Very soon, power cuts, which have plagued households and industries, will also be history, as 456 megawatts of electricity will be added to the national grid upon completion of Upper Tamakoshi Hydroelectric Project. A number of other hydroelectric projects are also being built rapidly. This progress made in the energy sector and reforms in labour market have provided an opportunity to bring about a revolution in the industrial sector, whose contribution to the economy has shrunk to 14 per cent from 23 per cent in 1998-99.

But the budget has sought to promote a handful of industries, such as sugar, pharmaceuticals, steel, wood, cement and other basic construction materials. This is not adequate to expedite industrial sector’s growth, which is critical to create jobs and end labour flight to the Gulf and Malaysia, where Nepalis are working in deplorable conditions, while creating a shortage of human capital in the country.
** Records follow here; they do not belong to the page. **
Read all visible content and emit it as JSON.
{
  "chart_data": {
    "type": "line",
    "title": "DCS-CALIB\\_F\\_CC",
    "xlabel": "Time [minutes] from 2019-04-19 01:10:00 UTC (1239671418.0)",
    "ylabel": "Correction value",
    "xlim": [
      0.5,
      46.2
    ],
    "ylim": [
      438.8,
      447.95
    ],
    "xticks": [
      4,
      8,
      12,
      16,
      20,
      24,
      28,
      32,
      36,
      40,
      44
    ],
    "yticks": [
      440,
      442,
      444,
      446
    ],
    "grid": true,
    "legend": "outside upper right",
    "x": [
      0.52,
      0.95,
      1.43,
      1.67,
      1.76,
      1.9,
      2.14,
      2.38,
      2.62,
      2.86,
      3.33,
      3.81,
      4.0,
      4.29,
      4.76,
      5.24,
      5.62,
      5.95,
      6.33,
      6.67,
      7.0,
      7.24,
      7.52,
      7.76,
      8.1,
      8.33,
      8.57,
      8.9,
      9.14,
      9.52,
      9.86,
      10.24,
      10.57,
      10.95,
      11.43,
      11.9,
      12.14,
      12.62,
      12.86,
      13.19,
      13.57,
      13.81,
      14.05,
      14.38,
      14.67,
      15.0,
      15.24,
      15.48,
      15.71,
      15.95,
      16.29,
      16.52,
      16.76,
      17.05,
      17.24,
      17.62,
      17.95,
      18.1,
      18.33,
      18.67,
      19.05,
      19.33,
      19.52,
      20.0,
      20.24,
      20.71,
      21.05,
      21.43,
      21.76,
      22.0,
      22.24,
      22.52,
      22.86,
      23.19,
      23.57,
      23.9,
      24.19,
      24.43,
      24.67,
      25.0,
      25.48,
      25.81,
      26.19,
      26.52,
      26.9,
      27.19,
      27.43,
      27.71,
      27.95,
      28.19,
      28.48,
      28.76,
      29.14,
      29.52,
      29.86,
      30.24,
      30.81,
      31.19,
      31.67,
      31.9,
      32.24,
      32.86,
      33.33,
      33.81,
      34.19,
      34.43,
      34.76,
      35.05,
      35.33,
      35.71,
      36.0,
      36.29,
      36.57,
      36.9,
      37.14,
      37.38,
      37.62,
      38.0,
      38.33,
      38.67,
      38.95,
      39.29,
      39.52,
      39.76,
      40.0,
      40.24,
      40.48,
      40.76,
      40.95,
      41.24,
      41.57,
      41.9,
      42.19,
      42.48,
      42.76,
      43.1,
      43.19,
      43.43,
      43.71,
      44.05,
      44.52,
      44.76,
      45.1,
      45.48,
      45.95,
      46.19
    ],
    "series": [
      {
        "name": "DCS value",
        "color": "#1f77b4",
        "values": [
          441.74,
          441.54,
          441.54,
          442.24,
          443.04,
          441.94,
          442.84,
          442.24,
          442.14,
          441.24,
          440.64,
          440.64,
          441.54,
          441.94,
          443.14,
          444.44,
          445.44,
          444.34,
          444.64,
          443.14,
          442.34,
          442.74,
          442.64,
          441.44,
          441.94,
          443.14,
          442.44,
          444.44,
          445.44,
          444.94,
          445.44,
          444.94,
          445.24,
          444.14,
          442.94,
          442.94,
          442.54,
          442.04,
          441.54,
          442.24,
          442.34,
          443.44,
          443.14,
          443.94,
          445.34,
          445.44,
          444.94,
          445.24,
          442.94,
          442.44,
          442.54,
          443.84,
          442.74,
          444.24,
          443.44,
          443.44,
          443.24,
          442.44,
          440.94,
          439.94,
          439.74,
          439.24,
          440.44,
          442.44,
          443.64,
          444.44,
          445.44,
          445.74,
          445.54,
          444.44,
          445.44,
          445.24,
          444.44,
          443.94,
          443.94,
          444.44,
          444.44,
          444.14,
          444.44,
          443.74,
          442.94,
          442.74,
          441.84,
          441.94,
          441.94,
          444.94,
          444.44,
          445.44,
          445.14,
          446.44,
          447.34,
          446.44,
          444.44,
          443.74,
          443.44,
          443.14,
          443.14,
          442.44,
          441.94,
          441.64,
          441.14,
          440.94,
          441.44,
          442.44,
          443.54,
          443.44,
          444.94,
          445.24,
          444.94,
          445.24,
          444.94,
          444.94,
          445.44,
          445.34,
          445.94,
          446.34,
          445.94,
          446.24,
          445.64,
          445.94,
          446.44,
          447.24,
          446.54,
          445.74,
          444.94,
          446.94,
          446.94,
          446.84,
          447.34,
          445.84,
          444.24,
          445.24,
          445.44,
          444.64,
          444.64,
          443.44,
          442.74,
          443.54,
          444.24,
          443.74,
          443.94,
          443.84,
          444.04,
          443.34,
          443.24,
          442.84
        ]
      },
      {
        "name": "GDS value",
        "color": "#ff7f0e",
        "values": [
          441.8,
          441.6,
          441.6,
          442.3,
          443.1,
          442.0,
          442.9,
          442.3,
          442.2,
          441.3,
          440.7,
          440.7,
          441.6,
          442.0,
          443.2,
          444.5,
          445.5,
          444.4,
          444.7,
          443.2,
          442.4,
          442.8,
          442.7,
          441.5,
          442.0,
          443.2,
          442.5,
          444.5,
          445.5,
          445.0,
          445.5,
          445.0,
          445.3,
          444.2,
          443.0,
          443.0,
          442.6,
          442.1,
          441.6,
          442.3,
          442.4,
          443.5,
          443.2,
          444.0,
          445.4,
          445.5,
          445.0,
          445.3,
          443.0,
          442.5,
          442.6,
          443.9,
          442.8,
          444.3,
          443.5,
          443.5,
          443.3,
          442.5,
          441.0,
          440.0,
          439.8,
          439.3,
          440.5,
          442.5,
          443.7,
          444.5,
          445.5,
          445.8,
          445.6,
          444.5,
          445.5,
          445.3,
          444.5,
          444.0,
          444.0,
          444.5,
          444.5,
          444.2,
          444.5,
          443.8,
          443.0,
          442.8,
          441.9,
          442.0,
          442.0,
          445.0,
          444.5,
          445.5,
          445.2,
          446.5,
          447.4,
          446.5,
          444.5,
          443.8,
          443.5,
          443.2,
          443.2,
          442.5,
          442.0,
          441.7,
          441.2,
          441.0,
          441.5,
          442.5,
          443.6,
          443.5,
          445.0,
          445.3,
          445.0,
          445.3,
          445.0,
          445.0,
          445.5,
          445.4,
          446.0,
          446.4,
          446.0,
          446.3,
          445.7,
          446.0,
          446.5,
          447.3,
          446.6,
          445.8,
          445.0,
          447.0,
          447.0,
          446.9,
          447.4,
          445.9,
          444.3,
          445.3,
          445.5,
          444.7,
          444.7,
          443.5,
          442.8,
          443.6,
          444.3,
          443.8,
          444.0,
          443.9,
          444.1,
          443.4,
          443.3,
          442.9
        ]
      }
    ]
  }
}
This makes the budget for the next fiscal year, which begins in mid-July, not very different from those of previous fiscal years.
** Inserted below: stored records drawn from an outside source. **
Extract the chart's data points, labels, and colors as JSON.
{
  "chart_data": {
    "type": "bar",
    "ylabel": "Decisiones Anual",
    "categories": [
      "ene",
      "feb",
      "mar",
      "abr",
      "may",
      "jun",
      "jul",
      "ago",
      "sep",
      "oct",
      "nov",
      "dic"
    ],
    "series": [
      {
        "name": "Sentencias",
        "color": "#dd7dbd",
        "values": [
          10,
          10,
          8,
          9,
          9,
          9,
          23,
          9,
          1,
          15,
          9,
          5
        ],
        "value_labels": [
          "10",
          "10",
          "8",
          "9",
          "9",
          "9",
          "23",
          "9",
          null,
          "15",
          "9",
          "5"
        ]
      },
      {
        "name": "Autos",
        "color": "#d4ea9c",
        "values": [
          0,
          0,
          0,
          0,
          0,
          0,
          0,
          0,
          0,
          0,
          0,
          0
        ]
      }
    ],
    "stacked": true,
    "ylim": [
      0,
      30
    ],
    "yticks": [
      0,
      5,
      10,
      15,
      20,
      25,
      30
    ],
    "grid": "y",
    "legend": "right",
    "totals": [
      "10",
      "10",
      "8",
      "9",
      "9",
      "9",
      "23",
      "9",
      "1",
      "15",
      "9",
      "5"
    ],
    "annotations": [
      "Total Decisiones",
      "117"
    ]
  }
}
This, however, should not mean budget of the past was not constructive enough. Initiatives taken in the past to build infrastructure projects, such as Kathmandu-Tarai Expressway, Mid-hill Highway and Postal Highway, international airports in Bhairahawa, Pokhara and Nijgadh, Butwal-Gorakhpur and Galchhi-Rasuwagadi-Kyirong cross-border transmission lines, irrigation projects in mid-western region, and East-West electric railway, are critical to crowding in private investment. The finance minister has said adequate budget has been allocated for these projects, which is commendable.

The minister also deserves praise for bucking his party’s trend of introducing populist programmes named after various leaders. This time only two projects incorporated in the budget, a science and technology academy and an east-west highway, have been named after the ruling party’s late leader Madan Bhandari. The minister has, thus, saved a lot of taxpayers’ money by not yielding to the temptation to make everyone in the party happy. This, in turn, has helped him to introduce a compact budget of Rs 1,315.2 billion, up 2.8 per cent than in the current fiscal year.
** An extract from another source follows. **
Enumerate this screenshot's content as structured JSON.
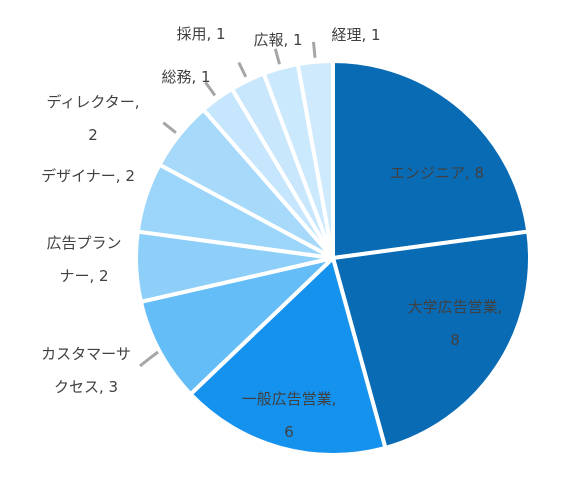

The introduction of a lean budget has provided an opportunity to the finance minister’s party to rectify the past mistake of unnecessarily inflating the budget’s size. The practice of introducing bloated budget started when the current prime minister was leading the government in 2016. The same mistake was repeated by another government led by Pushpa Kamal Dahal. This made it difficult for the government to mobilise financial resources to fund programmes incorporated in the budget. This also prevented the government from meeting its expenditure target.

Although this problem has now been sorted out, chances of underutilisation of the budget — especially capital budget allocated for infrastructure projects — are high in the next fiscal as well, as some of new projects are unlikely to move ahead at a desired pace due to cumbersome procurement process. Some of the projects that are likely to see very little progress are a number of tunnel-ways, and Tamor, Kankai, Uttar Ganga, Naumure, Sunkoshi II and III, Kaligandaki and Nalgad multipurpose hydroelectric projects. This will once again hit capital spending, which has always remained low in Nepal.

Also, plan to provide loans of up to Rs 700,000 at five per cent interest against academic certificates to ‘entrepreneurial youths’ is difficult to be implemented, as banks and financial institutions do not take unnecessary risks by issuing credit without backing of fixed assets like land.

So, as in the previous years, the budget’s success will depend on the government’s will to implement the programmes. If all the programmes are implemented on time, it would not be hard to achieve eight per cent economic growth rate as envisaged by the budget. For this, projects must be monitored properly and staff, who fail to meet targets given to them, must be penalised.


A version of this article appears in print on May 30, 2018 of The Himalayan Times.